System requirements


Functional:

User is able to:

  1. Search for a theater by city or ZIP code.
  2. After selecting a theater, search for movies shown the the theater.
  3. After selecting a movie, select which show (e.g. show starting at 1PM, 3PM, 5PM, ...)
  4. After selecting a show, user is presented a list of available seats.
  5. User can select the seats and finalize the booking.


[Generally speaking, you would like to keep the requirements scope small. You only have 35 - 50 min in an interview. If you have a lot of requirements, you'd risk running out of time. We could have other requirements, e.g., selecting a movie first then a theater, movie recommendations, membership, luxury seats ... But the central theme of this problem is how to achieve both transactions and scalability. You'd like to focus on that.]


Non-Functional:


We focus on the following aspects, as they are the most important:

  1. Consistency - once a booking is made, it has to be respected. No double bookings.
  2. Concurrency - multiple users are interacting with the service to view seats and book seats. Make sure system handles concurrent accesses and provide consistent bookings.
  3. Scalability
  4. Fault Tolerance


We can relax a little bit on response time. End users are used to booking something taking substantial amount of time. If some requests take a few seconds, that would most likely be acceptable.
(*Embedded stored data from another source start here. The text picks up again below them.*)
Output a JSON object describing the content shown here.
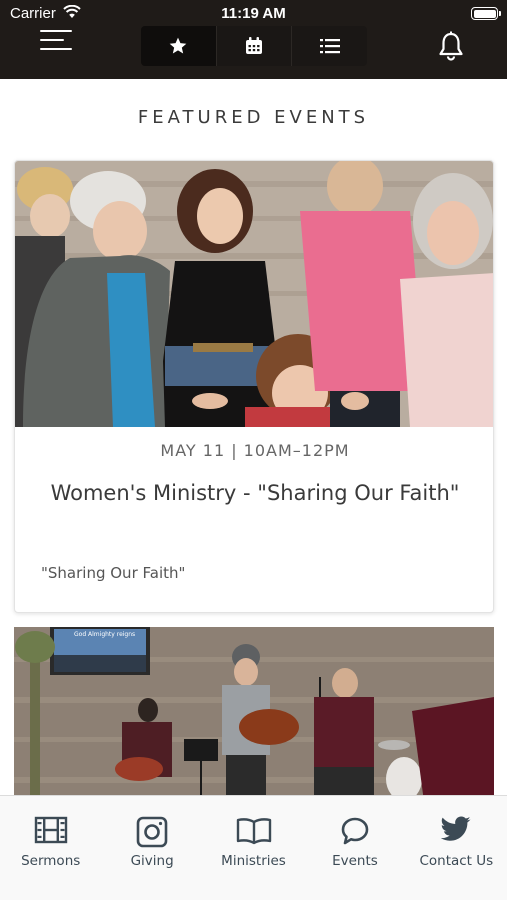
{
  "status_bar": {
    "carrier": "Carrier",
    "time": "11:19 AM"
  },
  "header": {
    "menu_icon": "hamburger-icon",
    "segments": [
      {
        "icon": "star-icon",
        "active": true
      },
      {
        "icon": "calendar-icon",
        "active": false
      },
      {
        "icon": "list-icon",
        "active": false
      }
    ],
    "notification_icon": "bell-icon"
  },
  "main": {
    "section_title": "FEATURED EVENTS",
    "events": [
      {
        "date": "MAY 11 | 10AM–12PM",
        "title": "Women's Ministry - \"Sharing Our Faith\"",
        "subtitle": "\"Sharing Our Faith\""
      },
      {
        "banner_text": "God Almighty reigns"
      }
    ]
  },
  "tabbar": {
    "tabs": [
      {
        "label": "Sermons",
        "icon": "film-icon"
      },
      {
        "label": "Giving",
        "icon": "giving-icon"
      },
      {
        "label": "Ministries",
        "icon": "book-icon"
      },
      {
        "label": "Events",
        "icon": "chat-bubble-icon"
      },
      {
        "label": "Contact Us",
        "icon": "twitter-bird-icon"
      }
    ]
  },
  "colors": {
    "header_bg": "#1f1b18",
    "tab_icon": "#3c4a55",
    "title_text": "#3a3a3a"
  }
}
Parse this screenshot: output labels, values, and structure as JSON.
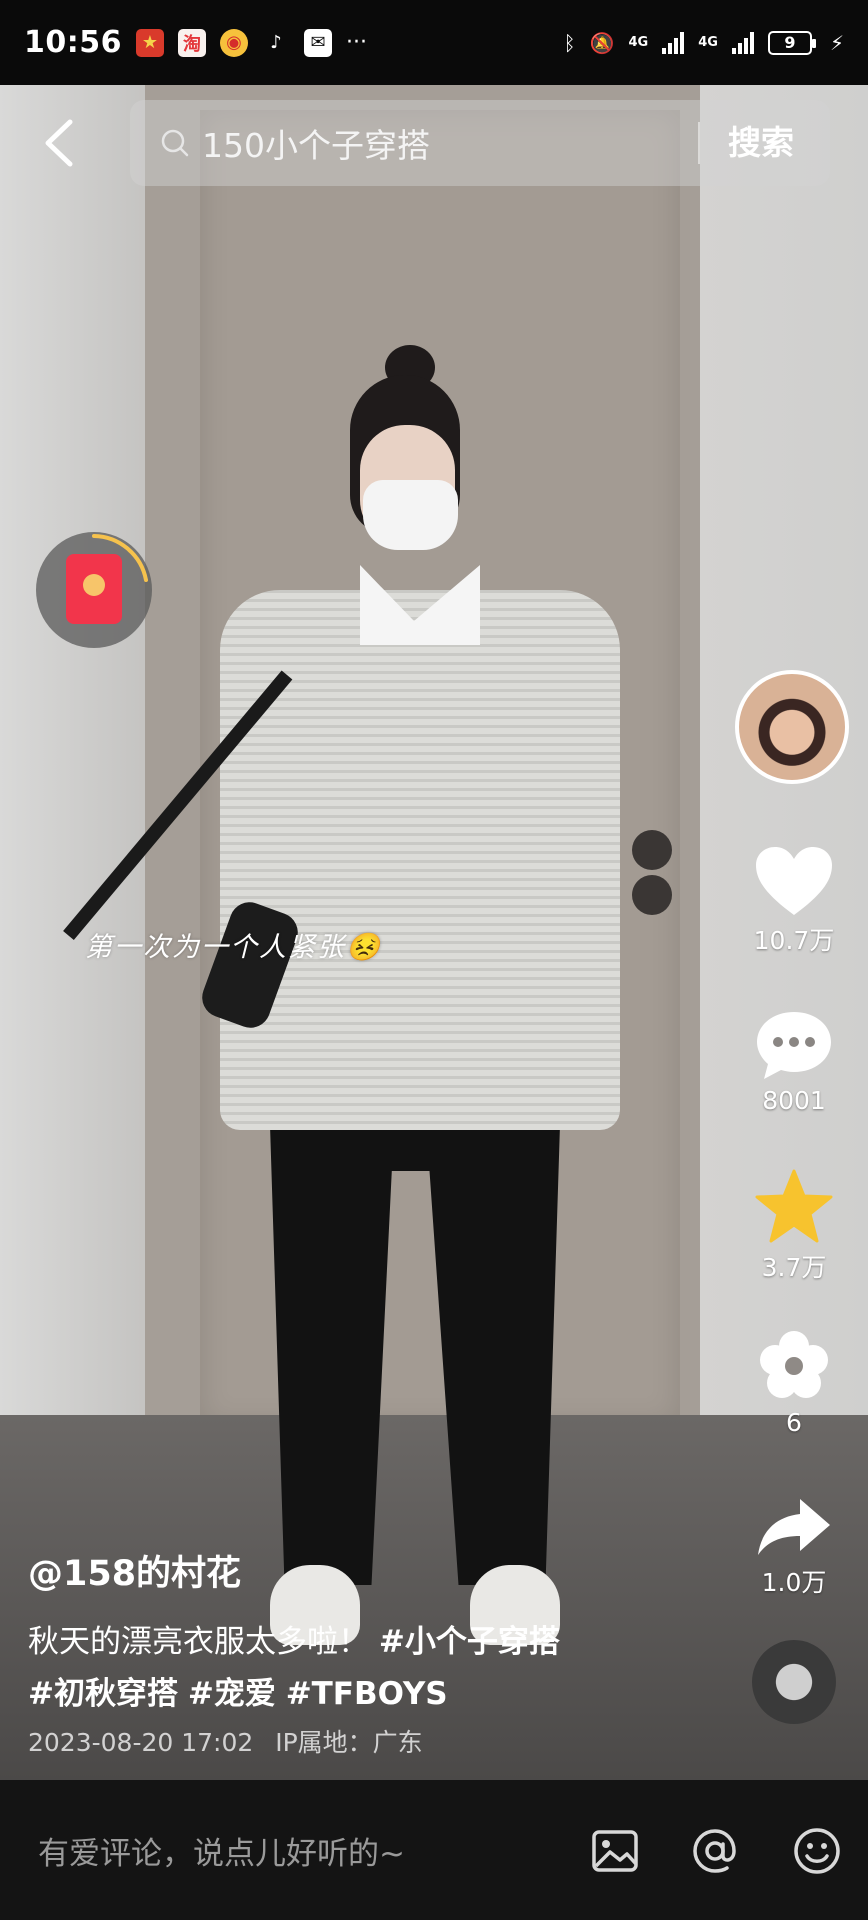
{
  "status_bar": {
    "time": "10:56",
    "more": "···",
    "network_1": "4G",
    "network_2": "4G",
    "battery": "9"
  },
  "search": {
    "query": "150小个子穿搭",
    "button_label": "搜索"
  },
  "video": {
    "overlay_caption": "第一次为一个人紧张😣"
  },
  "rail": {
    "likes": "10.7万",
    "comments": "8001",
    "favorites": "3.7万",
    "flower": "6",
    "shares": "1.0万"
  },
  "post": {
    "author": "@158的村花",
    "text": "秋天的漂亮衣服太多啦！",
    "tags_line1": "#小个子穿搭",
    "tag_1": "#初秋穿搭",
    "tag_2": "#宠爱",
    "tag_3": "#TFBOYS",
    "date": "2023-08-20 17:02",
    "ip_label": "IP属地：广东"
  },
  "comment_bar": {
    "placeholder": "有爱评论，说点儿好听的~"
  },
  "icons": {
    "back": "back-arrow-icon",
    "search": "search-icon",
    "like": "heart-icon",
    "comment": "comment-icon",
    "favorite": "star-icon",
    "flower": "flower-icon",
    "share": "share-icon",
    "image": "image-icon",
    "mention": "at-icon",
    "emoji": "emoji-icon"
  },
  "colors": {
    "star": "#f7c32e",
    "red_packet": "#f2354b",
    "statusbar_bg": "#0a0a0a",
    "comment_bar_bg": "#141414"
  }
}
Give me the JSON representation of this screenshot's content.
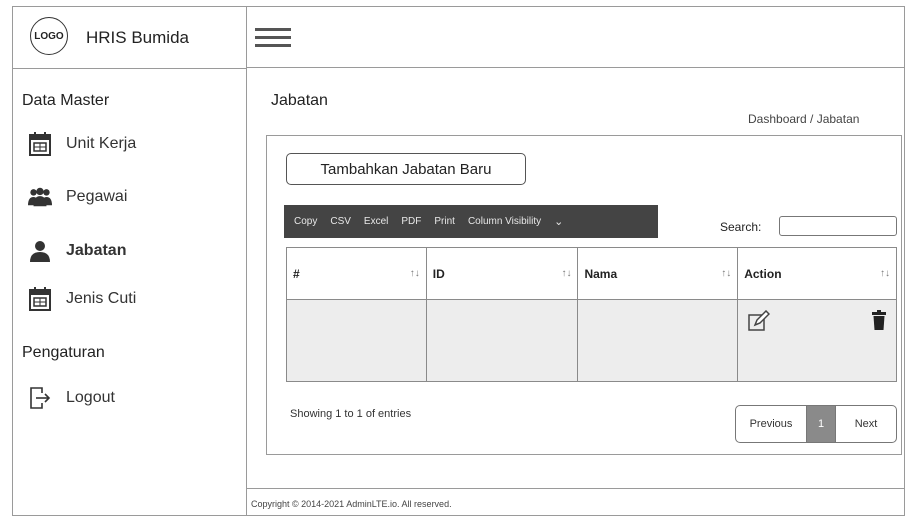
{
  "brand": {
    "logo_text": "LOGO",
    "title": "HRIS Bumida"
  },
  "sidebar": {
    "section_master": "Data Master",
    "items": [
      {
        "label": "Unit Kerja",
        "icon": "calendar-icon"
      },
      {
        "label": "Pegawai",
        "icon": "users-icon"
      },
      {
        "label": "Jabatan",
        "icon": "user-icon"
      },
      {
        "label": "Jenis Cuti",
        "icon": "calendar-icon"
      }
    ],
    "section_settings": "Pengaturan",
    "logout_label": "Logout",
    "active_item": "Jabatan"
  },
  "page": {
    "title": "Jabatan",
    "breadcrumb": "Dashboard / Jabatan"
  },
  "actions": {
    "add_label": "Tambahkan Jabatan Baru"
  },
  "toolbar": {
    "buttons": [
      "Copy",
      "CSV",
      "Excel",
      "PDF",
      "Print",
      "Column Visibility"
    ]
  },
  "search": {
    "label": "Search:",
    "value": ""
  },
  "table": {
    "headers": [
      "#",
      "ID",
      "Nama",
      "Action"
    ],
    "sort_symbol": "↑↓"
  },
  "pagination": {
    "info": "Showing 1 to 1 of entries",
    "prev": "Previous",
    "current": "1",
    "next": "Next"
  },
  "footer": {
    "text": "Copyright © 2014-2021 AdminLTE.io. All reserved."
  }
}
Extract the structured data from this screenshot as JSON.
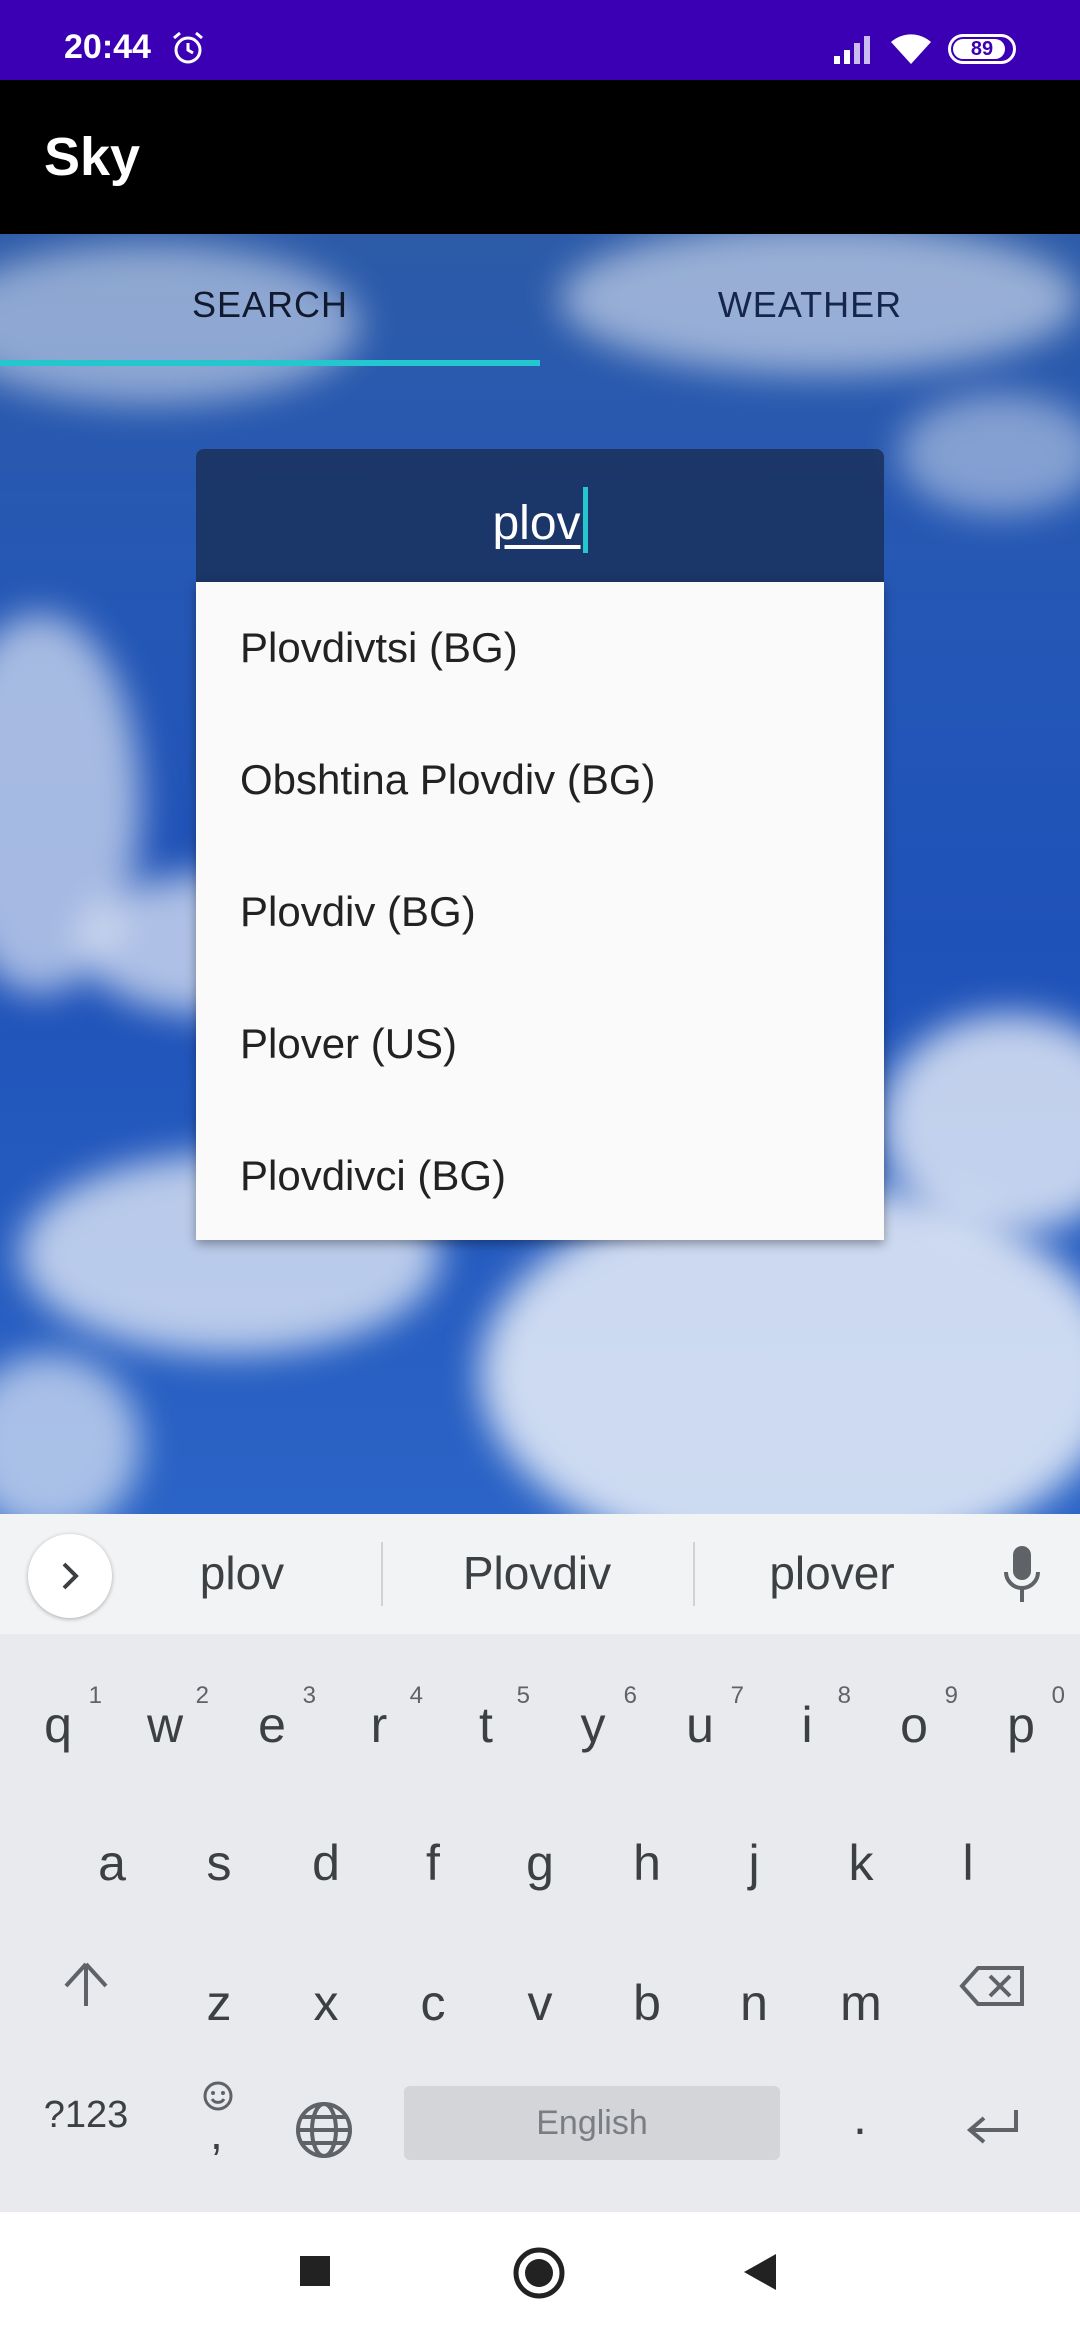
{
  "status_bar": {
    "time": "20:44",
    "battery": "89",
    "battery_level_percent": 89
  },
  "app_bar": {
    "title": "Sky"
  },
  "tabs": [
    {
      "label": "SEARCH",
      "selected": true
    },
    {
      "label": "WEATHER",
      "selected": false
    }
  ],
  "search": {
    "value": "plov"
  },
  "suggestions_dropdown": [
    "Plovdivtsi (BG)",
    "Obshtina Plovdiv (BG)",
    "Plovdiv (BG)",
    "Plover (US)",
    "Plovdivci (BG)"
  ],
  "keyboard": {
    "suggestions": [
      "plov",
      "Plovdiv",
      "plover"
    ],
    "row1": [
      "q",
      "w",
      "e",
      "r",
      "t",
      "y",
      "u",
      "i",
      "o",
      "p"
    ],
    "row1_hints": [
      "1",
      "2",
      "3",
      "4",
      "5",
      "6",
      "7",
      "8",
      "9",
      "0"
    ],
    "row2": [
      "a",
      "s",
      "d",
      "f",
      "g",
      "h",
      "j",
      "k",
      "l"
    ],
    "row3": [
      "z",
      "x",
      "c",
      "v",
      "b",
      "n",
      "m"
    ],
    "symbols_label": "?123",
    "comma_label": ",",
    "space_label": "English",
    "period_label": "."
  },
  "colors": {
    "status_bar": "#3b00b3",
    "accent": "#25c7cf",
    "app_bar": "#000000"
  },
  "icons": [
    "alarm-icon",
    "signal-icon",
    "wifi-icon",
    "mic-icon",
    "shift-icon",
    "backspace-icon",
    "globe-icon",
    "emoji-icon",
    "enter-icon",
    "chevron-right-icon",
    "recents-icon",
    "home-icon",
    "back-icon"
  ]
}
[A common mistake is to write non-functional requirements and do nothing about it. A better approach is to focus on non-func requirements that impact the design. For example, in this problem, consistency, concurrency, and relaxed response time requirement lead us to selecting relational DB.]


Capacity estimation

This service covers 1000 cities worldwide.

Each city has 4 theaters on average.

Each theater plays on average 10 movies.

Each movie has 4 shows on average.

Overall, 100M movie tickets are sold monthly.


For each booking, I will estimate it would take 256B to store, considering:

  • IDs like user, theater, movie, show, ...
  • timestamp
  • seats
  • status


[It's a delicate balance on how deeply you go on data models during estimation. It is important to have a reasonable number, but it is also important not to spend too much time. We haven't even selected a database, so data model may change a lot later. Just some reasonable number you can defend, like above, would do.]


256 * 100M = 25.6GB / month

In two years, it would require 614.4GB. Considering some user growth and open capacity, let's say we will need 1TB in the main DB.


Considering the importance of consistency and concurrency, and considering the data amount is within reasonable capacity of RDB, we will pick RDB (e.g. MySQL, PostgreSQL) as the primary data base.


API design

Let's think about a journey of a user through this service:


  1. User searches for theaters: search_theater(user_ID, city, zip, lat/longitude, size) -> returns theater ID
  2. User selects a theater and searches for movies: search_movies(user_ID, genre, rating, keyword) -> returns JSON objects including movie IDs, description and media URIs for previews.
  3. User selects a movie and receives a list of possible shows for the movie: list_shows(user_ID, movie_ID, theater_ID, date) -> returns JSON objects including show ID, movie ID, theater ID, start and end time.
  4. User selects a show and views open seats: list_open_seats(user_ID, show_ID) -> returns JSON object including a list of available seats.
  5. User selects seats for bookings: select_seats(user_ID, show_ID, array of seat IDs) -> This holds the seats for the user for N (e.g. 5) minutes. Within the N minutes, user can finalize booking and pay. If user does not do this in N minutes, the seats would become available for other users. This returns a booking ID and price.
  6. User books the seats. book(user_ID, booking_ID). -> This returns the price. This starts a payment transaction with an external payment provider.
  7. After paying using an external provider, user finalizes booking:

finalize_booking(user_ID, booking_ID) -> This finalizes the booking in the backend. Now the seats belong to the user.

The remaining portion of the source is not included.